Pour réussir la relocalisation de sa production, Atol mise sur la proximité avec ses fournisseurs

Cédric Veille, directeur des opérations et des approvisionnements industriels d'Atol.
" Nous étions partis contraints et forcés mais, depuis 2004, nous avions la volonté de produire de nouveau en France ", assure Cédric Veille, directeur des opérations et des approvisionnements industriels d'Atol, un service qui inclut les achats. À l'époque, le lunetier avait délocalisé une partie de sa production en Chine. Cette année-là, il profite du lancement d'une nouvelle gamme " avec des montures personnalisables, aux branches interchangeables ", pour tenter de relocaliser cette production en France. Les prix de vente plus élevés pour cette gamme justifient la production locale. Le lunetier compte alors un réseau de 200 magasins. " Les volumes commandés n'étaient pas suffisants pour ­motiver un fournisseur local ", se souvient Cédric Veille.

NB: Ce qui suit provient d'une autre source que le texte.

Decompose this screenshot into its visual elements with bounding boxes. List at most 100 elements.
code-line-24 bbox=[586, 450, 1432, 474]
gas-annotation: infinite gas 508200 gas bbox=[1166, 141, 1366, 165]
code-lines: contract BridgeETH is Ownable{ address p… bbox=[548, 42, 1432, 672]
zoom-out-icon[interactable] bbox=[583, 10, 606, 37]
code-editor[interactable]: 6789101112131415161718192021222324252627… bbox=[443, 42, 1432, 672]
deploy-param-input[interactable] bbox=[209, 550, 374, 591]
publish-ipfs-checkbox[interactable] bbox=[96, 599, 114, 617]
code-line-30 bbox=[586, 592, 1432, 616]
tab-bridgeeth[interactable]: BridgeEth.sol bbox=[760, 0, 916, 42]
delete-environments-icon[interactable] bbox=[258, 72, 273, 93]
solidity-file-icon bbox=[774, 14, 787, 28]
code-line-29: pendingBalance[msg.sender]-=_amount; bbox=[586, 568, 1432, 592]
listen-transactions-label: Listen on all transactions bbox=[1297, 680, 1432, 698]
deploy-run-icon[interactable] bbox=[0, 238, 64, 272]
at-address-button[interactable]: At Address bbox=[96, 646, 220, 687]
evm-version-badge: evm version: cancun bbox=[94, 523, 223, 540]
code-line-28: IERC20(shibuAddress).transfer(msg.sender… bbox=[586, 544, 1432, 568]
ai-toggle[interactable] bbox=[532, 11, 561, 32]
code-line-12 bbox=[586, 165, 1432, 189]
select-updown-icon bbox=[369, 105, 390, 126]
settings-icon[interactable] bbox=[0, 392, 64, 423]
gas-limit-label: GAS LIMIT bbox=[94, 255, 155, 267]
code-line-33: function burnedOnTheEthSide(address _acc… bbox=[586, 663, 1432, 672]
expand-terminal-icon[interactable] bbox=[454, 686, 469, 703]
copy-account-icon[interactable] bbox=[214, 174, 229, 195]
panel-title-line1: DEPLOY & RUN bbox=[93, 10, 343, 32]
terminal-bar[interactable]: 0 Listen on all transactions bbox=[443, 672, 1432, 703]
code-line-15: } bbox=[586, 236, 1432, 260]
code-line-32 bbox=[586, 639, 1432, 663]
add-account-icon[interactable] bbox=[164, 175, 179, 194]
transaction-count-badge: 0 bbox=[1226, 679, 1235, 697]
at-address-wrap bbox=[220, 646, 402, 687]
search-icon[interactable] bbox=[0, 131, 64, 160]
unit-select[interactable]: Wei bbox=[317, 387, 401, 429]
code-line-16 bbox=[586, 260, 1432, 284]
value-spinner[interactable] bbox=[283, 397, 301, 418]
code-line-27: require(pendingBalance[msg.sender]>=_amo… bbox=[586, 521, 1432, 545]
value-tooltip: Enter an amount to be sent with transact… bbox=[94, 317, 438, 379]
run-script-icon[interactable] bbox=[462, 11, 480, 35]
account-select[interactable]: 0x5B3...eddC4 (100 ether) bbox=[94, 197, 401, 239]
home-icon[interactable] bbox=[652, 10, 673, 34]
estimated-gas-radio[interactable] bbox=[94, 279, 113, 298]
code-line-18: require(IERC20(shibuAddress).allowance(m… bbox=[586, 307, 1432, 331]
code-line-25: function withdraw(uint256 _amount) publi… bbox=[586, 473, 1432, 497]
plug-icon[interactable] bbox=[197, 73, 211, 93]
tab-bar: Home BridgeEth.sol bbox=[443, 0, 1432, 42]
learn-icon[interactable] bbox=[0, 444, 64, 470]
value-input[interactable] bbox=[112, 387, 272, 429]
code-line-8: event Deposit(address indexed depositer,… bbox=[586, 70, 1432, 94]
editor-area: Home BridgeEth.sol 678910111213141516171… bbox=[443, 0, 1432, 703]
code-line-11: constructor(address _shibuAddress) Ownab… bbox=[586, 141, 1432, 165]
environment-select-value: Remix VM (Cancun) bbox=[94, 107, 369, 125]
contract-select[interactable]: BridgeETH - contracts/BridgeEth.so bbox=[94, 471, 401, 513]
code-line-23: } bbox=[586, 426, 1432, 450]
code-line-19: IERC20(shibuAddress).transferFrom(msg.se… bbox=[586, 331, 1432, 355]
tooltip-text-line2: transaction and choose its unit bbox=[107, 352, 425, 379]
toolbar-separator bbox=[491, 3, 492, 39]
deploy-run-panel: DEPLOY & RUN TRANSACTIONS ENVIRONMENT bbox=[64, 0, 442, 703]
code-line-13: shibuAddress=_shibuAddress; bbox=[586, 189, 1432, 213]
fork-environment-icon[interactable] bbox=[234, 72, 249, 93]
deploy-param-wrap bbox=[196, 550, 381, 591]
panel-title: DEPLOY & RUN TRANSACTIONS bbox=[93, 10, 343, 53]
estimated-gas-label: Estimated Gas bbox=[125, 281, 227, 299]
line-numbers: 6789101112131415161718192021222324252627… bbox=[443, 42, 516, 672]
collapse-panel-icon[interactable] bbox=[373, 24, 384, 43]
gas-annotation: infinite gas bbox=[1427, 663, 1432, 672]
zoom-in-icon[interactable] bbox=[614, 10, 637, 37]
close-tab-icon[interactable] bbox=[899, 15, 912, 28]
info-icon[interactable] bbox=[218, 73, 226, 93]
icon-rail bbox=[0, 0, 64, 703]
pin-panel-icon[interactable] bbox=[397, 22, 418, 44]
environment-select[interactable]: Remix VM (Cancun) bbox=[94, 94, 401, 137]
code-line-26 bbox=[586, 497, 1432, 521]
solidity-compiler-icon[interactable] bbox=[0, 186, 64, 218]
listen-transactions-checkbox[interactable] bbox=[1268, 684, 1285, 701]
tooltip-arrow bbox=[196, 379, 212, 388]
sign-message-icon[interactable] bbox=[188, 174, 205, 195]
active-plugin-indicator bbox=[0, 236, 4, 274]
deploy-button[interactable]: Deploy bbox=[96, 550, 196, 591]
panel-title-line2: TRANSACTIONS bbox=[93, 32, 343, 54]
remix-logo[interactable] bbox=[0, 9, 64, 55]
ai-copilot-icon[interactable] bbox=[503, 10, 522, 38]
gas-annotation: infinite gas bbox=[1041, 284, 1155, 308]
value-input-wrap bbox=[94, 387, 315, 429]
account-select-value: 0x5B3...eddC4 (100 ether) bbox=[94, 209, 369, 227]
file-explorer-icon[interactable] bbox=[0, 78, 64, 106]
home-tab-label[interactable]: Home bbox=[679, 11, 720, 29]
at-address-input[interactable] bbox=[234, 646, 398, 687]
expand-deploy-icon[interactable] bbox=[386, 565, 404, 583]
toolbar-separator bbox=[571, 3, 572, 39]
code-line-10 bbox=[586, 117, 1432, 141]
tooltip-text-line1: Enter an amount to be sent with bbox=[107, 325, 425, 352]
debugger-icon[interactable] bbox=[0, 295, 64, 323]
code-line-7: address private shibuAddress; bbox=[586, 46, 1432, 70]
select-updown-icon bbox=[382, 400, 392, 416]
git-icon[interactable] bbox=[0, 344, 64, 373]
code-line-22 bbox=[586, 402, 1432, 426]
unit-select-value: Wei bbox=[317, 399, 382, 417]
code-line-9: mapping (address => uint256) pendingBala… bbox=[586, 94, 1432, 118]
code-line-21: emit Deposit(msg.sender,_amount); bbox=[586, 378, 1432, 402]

Fort d'une croissance des ventes qui se traduit par l'arrivée d'une centaine de magasins supplémentaires dans le réseau l'année suivante, le directeur remet sa casquette d'acheteur et retourne chercher des partenaires locaux. Avec succès, cette fois. " Un fabricant jurassien a signé en 2005 ", souligne-t-il. Depuis, plusieurs autres collections, toujours produites localement, ont été lancées et réussies. Pour s'assurer de la qualité comme de la pérennité des fournisseurs, Atol a développé des relations de proximité. " Nous sommes proches, géographiquement, et pouvons nous rencontrer plusieurs fois par jour pour parler des coloris ou des formes ", décrit Cédric Veille. Une proximité qui facilite le développement de nouveaux produits, " ce qui est plus simple quand on parle la même langue ", ajoute-t-il. Sur le plan économique, le lunetier accompagne ses fournisseurs en leur assurant des volumes globaux et en leur précisant chaque semaine les prévisions de volumes. Conséquence de cette proximité, les délais d'approvisionnement sont passés de quatre mois à quatre semaines par rapport aux fournisseurs asiatiques. " Depuis les débuts de la relocalisation, plus de 1,2 million de pièces ont été produites localement ", conclut ­simplement Cédric Veille.

Atol
Activité : Lunetier
CA 2013 : 400 M€
Effectif 2013 : 220 collaborateurs (siège social à Antony et l'usine à Beaune)
Budget achats 2013 : 130 M€
Effectif achats : 4 acheteurs, 4 approvisionneurs et 2 personnes à l'industriel ; l'ensemble de cette équipe coordonne les achats.